Teen driver filmed driving at 100mph on M4 hard shoulder banned

Road to ruin! Teenage driver, 18, who was filmed undertaking cars at 100mph on the M4 hard shoulder is banned from driving… a year after getting his licence

  • Danish Taqwa, 18, from Milton Keynes drove Audi A3 at over 100mph on the M4
  • Police in Swindon shared a video as he was banned from driving for four months
  • But locals said punishment was too lenient as outcome may have been ‘horrific’

A teenage driver has lost his licence after being caught on a fellow motorist’s dashcam speeding at 100mph down the hard shoulder on the M4.

Danish Taqwa, 18, from Milton Keynes, drove his Audi A3 at more than 100mph, undertaking other vehicles travelling the route past Swindon on May 6 this year.

Dashcam footage shows Taqwa driving his black Audi A3 kicking up dust at high speeds down the hard shoulder of the M4, as he undertook several cars and lorries on a the relatively clear motorway.

Appearing before Swindon Magistrates’ Court on Friday, September 23, he pleaded guilty to driving without due care and attention and was sentenced, a year after getting his licence.

Wiltshire Police said Taqwa was disqualified from driving for four months and was ordered to pay a £200 fine, £90 costs and a £34 surcharge.

Danish Taqwa, 18, from Milton Keynes, drove his Audi A3 (pictured) at more than 100mph, undertaking other vehicles travelling the route past Swindon on May 6 this year

Dashcam footage shows Taqwa driving his black Audi A3 kicking up dust at high speeds down the hard shoulder

 Taqwa was disqualified from driving for four months and was ordered to pay a £200 fine, £90 costs and a £34 surcharge

The Swindon section of the force shared the video and the details of his sentence on Facebook yesterday.

But outraged residents criticised the leniency of punishment, with one man calling his four month driving ban a ‘complete joke’.

Steve Brown wrote:  ‘Complete joke!

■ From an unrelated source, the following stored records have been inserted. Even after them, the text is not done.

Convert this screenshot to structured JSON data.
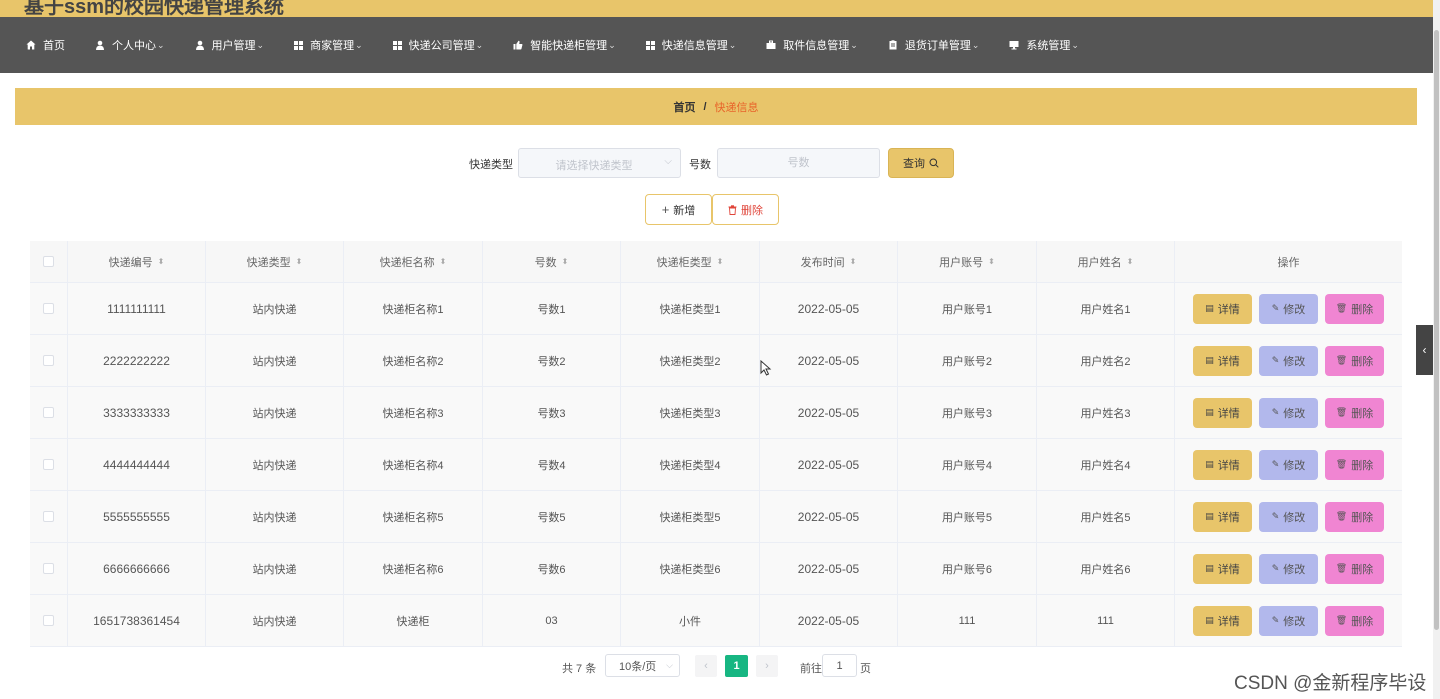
{
  "header": {
    "title": "基于ssm的校园快递管理系统"
  },
  "nav": {
    "items": [
      {
        "label": "首页",
        "icon": "home-icon",
        "chevron": ""
      },
      {
        "label": "个人中心",
        "icon": "user-icon",
        "chevron": "⌄"
      },
      {
        "label": "用户管理",
        "icon": "user-icon",
        "chevron": "⌄"
      },
      {
        "label": "商家管理",
        "icon": "grid-icon",
        "chevron": "⌄"
      },
      {
        "label": "快递公司管理",
        "icon": "grid-icon",
        "chevron": "⌄"
      },
      {
        "label": "智能快递柜管理",
        "icon": "thumb-icon",
        "chevron": "⌄"
      },
      {
        "label": "快递信息管理",
        "icon": "grid-icon",
        "chevron": "⌄"
      },
      {
        "label": "取件信息管理",
        "icon": "briefcase-icon",
        "chevron": "⌄"
      },
      {
        "label": "退货订单管理",
        "icon": "clipboard-icon",
        "chevron": "⌄"
      },
      {
        "label": "系统管理",
        "icon": "monitor-icon",
        "chevron": "⌄"
      }
    ]
  },
  "breadcrumb": {
    "home": "首页",
    "separator": "/",
    "current": "快递信息"
  },
  "search": {
    "type_label": "快递类型",
    "type_placeholder": "请选择快递类型",
    "number_label": "号数",
    "number_placeholder": "号数",
    "query_label": "查询"
  },
  "actions": {
    "add_label": "新增",
    "delete_label": "删除"
  },
  "table": {
    "headers": [
      "快递编号",
      "快递类型",
      "快递柜名称",
      "号数",
      "快递柜类型",
      "发布时间",
      "用户账号",
      "用户姓名"
    ],
    "ops_header": "操作",
    "op_labels": {
      "detail": "详情",
      "edit": "修改",
      "delete": "删除"
    },
    "rows": [
      [
        "1111111111",
        "站内快递",
        "快递柜名称1",
        "号数1",
        "快递柜类型1",
        "2022-05-05",
        "用户账号1",
        "用户姓名1"
      ],
      [
        "2222222222",
        "站内快递",
        "快递柜名称2",
        "号数2",
        "快递柜类型2",
        "2022-05-05",
        "用户账号2",
        "用户姓名2"
      ],
      [
        "3333333333",
        "站内快递",
        "快递柜名称3",
        "号数3",
        "快递柜类型3",
        "2022-05-05",
        "用户账号3",
        "用户姓名3"
      ],
      [
        "4444444444",
        "站内快递",
        "快递柜名称4",
        "号数4",
        "快递柜类型4",
        "2022-05-05",
        "用户账号4",
        "用户姓名4"
      ],
      [
        "5555555555",
        "站内快递",
        "快递柜名称5",
        "号数5",
        "快递柜类型5",
        "2022-05-05",
        "用户账号5",
        "用户姓名5"
      ],
      [
        "6666666666",
        "站内快递",
        "快递柜名称6",
        "号数6",
        "快递柜类型6",
        "2022-05-05",
        "用户账号6",
        "用户姓名6"
      ],
      [
        "1651738361454",
        "站内快递",
        "快递柜",
        "03",
        "小件",
        "2022-05-05",
        "111",
        "111"
      ]
    ]
  },
  "pagination": {
    "total": "共 7 条",
    "page_size": "10条/页",
    "prev": "‹",
    "current_page": "1",
    "next": "›",
    "goto_label": "前往",
    "goto_value": "1",
    "page_suffix": "页"
  },
  "watermark": "CSDN @金新程序毕设",
  "colors": {
    "accent": "#e8c56a",
    "nav_bg": "#555555",
    "active_page": "#17b682",
    "edit_button": "#b2b8ec",
    "delete_button": "#f085d2",
    "breadcrumb_current": "#e8642a"
  }
}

Could [have] been a broken down car, or Highways Agency working on that hard shoulder.’

Phil Cackett concurred saying that ‘four bl***y months’ was ‘pathetic’. He said that ‘if someone had broken down not only roadside’ people could have been hurt in a ‘horrific’ incident.

‘Justice system needs to look at the real world around them and stop dishing out lenient sentences,’ he added.

Nic Firth wrote: ‘The fine and costs is pointless, it’s less than the cost of four tanks of fuel, and a very short ban considering the risk he presented. Some people seem to live life like it’s a computer game, but sadly if you kill someone they don’t respawn.’